If the pattern of activity in Spt is different during sensory stimulation compared to during motor stimulation (and independent of amplitude), then Spt activity can't be all sensory or all motor. This, together with the range of supporting evidence indicates that Spt is indeed a sensory-motor area.
Buchsbaum B, Hickok G, and Humphries C. Role of Left Posterior Superior Temporal Gyrus in Phonological Processing for Speech Perception and Production. Cognitive Science 25: 663-678, 2001.
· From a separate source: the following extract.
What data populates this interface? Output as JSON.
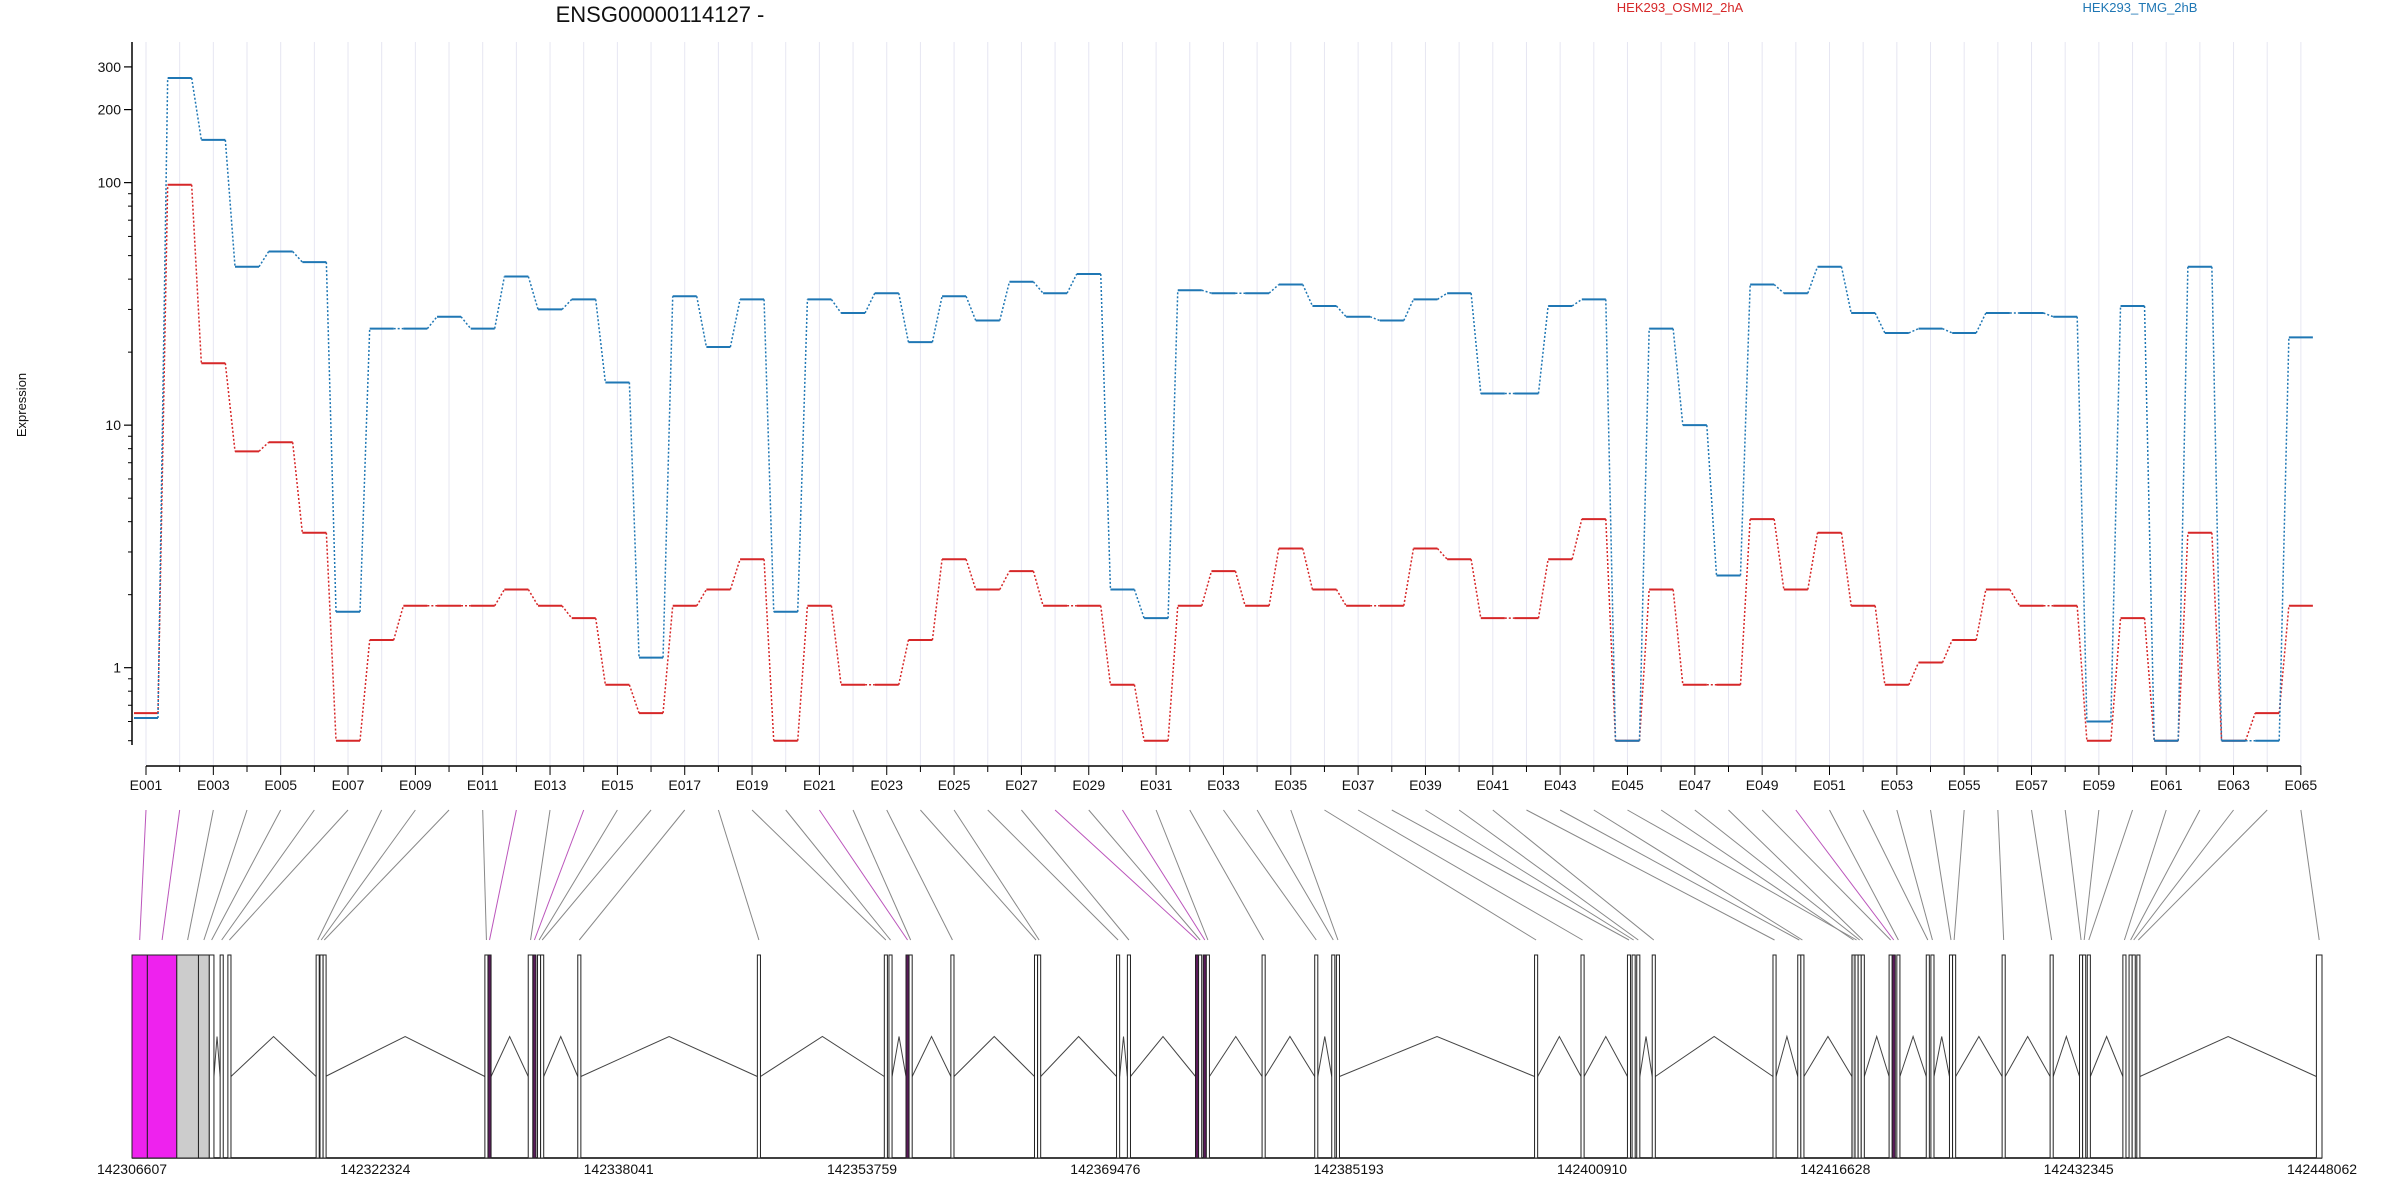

Hickok G, Buchsbaum B, Humphries C, and Muftuler T. Auditory-motor interaction revealed by fMRI: Speech, music, and working memory in area Spt. Journal of Cognitive Neuroscience 15: 673-682, 2003.
Hickok, G., Okada, K., & Serences, J. (in press). Area Spt in the human planum temporale supports sensory-motor integration for the speech processing. Journal of Neurophysiology
Pa J, and Hickok G. A parietal-temporal sensory-motor integration area for the human vocal tract: Evidence from an fMRI study of skilled musicians. Neuropsychologia 46: 362-368, 2008.